Laut einer Studie der Deutschen Bank betrug der Jahresumsatz der Kultur- und Kreativwirtschaft 2009 60 Milliarden Euro. Kein Wunder, dass auch das Angebot an Kreativstudiengängen boomt. Doch es gibt auch eine Kehrseite, denn nicht immer heißt kreativ auch bares Geld.

Von Thomas Kramer | 02.09.2011
    Trubel auf der Bildungsmesse "Horizon" im Leipziger Gewandhaus. Ein Viertel der knapp 40 Aussteller – Vertreter der Kreativwirtschaft: zwei Modeschulen, eine für Illustration, zwei Filmakademien, zwei private Hochschulen für Kunst und Medien, eine Staatliche und das Musikfachseminar Stuttgart. Im Rahmenprogramm gibt es eine Talkrunde: "Mach dein Hobby zum Beruf!"

    "An der Hochschule der Populären Künste können Sie studieren: Mediendesign, Medienmanagement, Musikproduktion und Audioproduktion."

    Professor Lars Roth ist Dozent für Mediendesign an der privaten Kunsthochschule HdPK in Berlin. Ein Semester kostet 3195 Euro. Plus Semesterticket, plus Beitrag für´s Studentenwerk, plus einmaliger Einschreibegebühr: 200 Euro. Es gibt auch eine Aufnahmeprüfung. Trotzdem: Über mangelnde Nachfrage kann er nicht klagen.
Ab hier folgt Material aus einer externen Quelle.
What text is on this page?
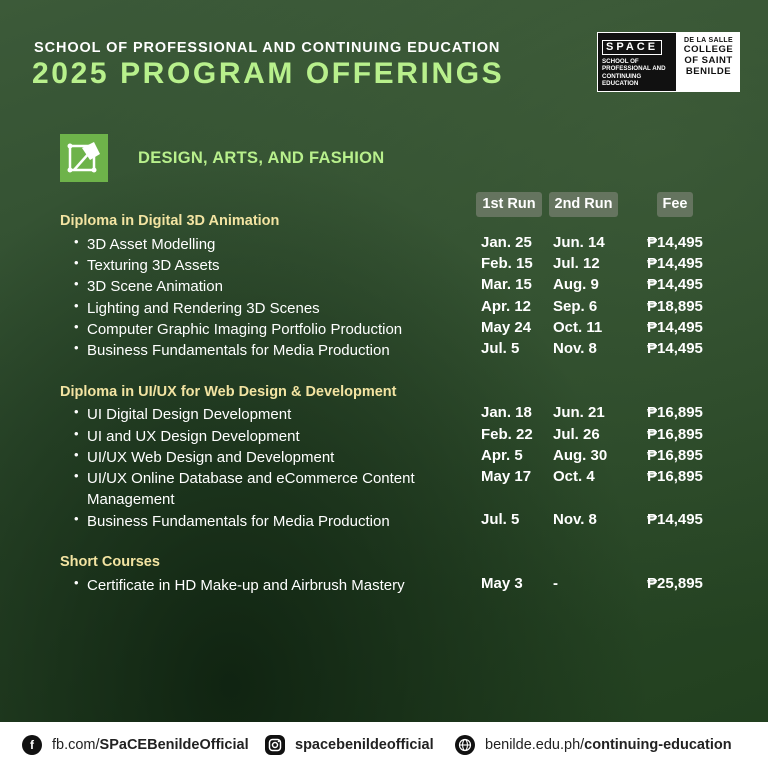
SCHOOL OF PROFESSIONAL AND CONTINUING EDUCATION
2025 PROGRAM OFFERINGS
SPACE
SCHOOL OF
PROFESSIONAL AND
CONTINUING
EDUCATION
DE LA SALLE
COLLEGE
OF SAINT
BENILDE
DESIGN, ARTS, AND FASHION
1st Run	2nd Run	Fee
Diploma in Digital 3D Animation
• 3D Asset Modelling	Jan. 25 Jun. 14	₱14,495
• Texturing 3D Assets	Feb. 15 Jul. 12	₱14,495
• 3D Scene Animation	Mar. 15 Aug. 9	₱14,495
• Lighting and Rendering 3D Scenes	Apr. 12 Sep. 6	₱18,895
• Computer Graphic Imaging Portfolio Production	May 24 Oct. 11	₱14,495
• Business Fundamentals for Media Production	Jul. 5 Nov. 8	₱14,495
Diploma in UI/UX for Web Design & Development
• UI Digital Design Development	Jan. 18 Jun. 21	₱16,895
• UI and UX Design Development	Feb. 22 Jul. 26	₱16,895
• UI/UX Web Design and Development	Apr. 5 Aug. 30	₱16,895
• UI/UX Online Database and eCommerce Content Management
May 17 Oct. 4	₱16,895
• Business Fundamentals for Media Production	Jul. 5 Nov. 8	₱14,495
Short Courses
• Certificate in HD Make-up and Airbrush Mastery	May 3 -	₱25,895
f	fb.com/SPaCEBenildeOfficial	spacebenildeofficial	benilde.edu.ph/continuing-education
    "Stellen Sie sich vor: Manche Leute kaufen sich einen Mittelklassewagen für 30.000 Euro. Der ist nach zehn Jahren Feierabend. Ein Studium ist etwas für´s ganze Leben. Dafür 18.600 Euro zu investieren finde ich nicht zu viel."

    Nur eines der Argumente, mit denen Roth um neue Studierende wirbt. Kleine Klassen, familiäre Atmosphäre, Dozenten, die aus der Praxis kommen, moderne Ausstattung – für das Geld wird Einiges geboten.

    "Wir sind uns auch relativ sicher, dass Studierende, die wissen, was sie wollen, hinterher einen Job finden. Und das ist alleine deshalb schon so, weil sie während des Studiums Kontakte knüpfen, die sie weiter bringen, direkt in einen Job."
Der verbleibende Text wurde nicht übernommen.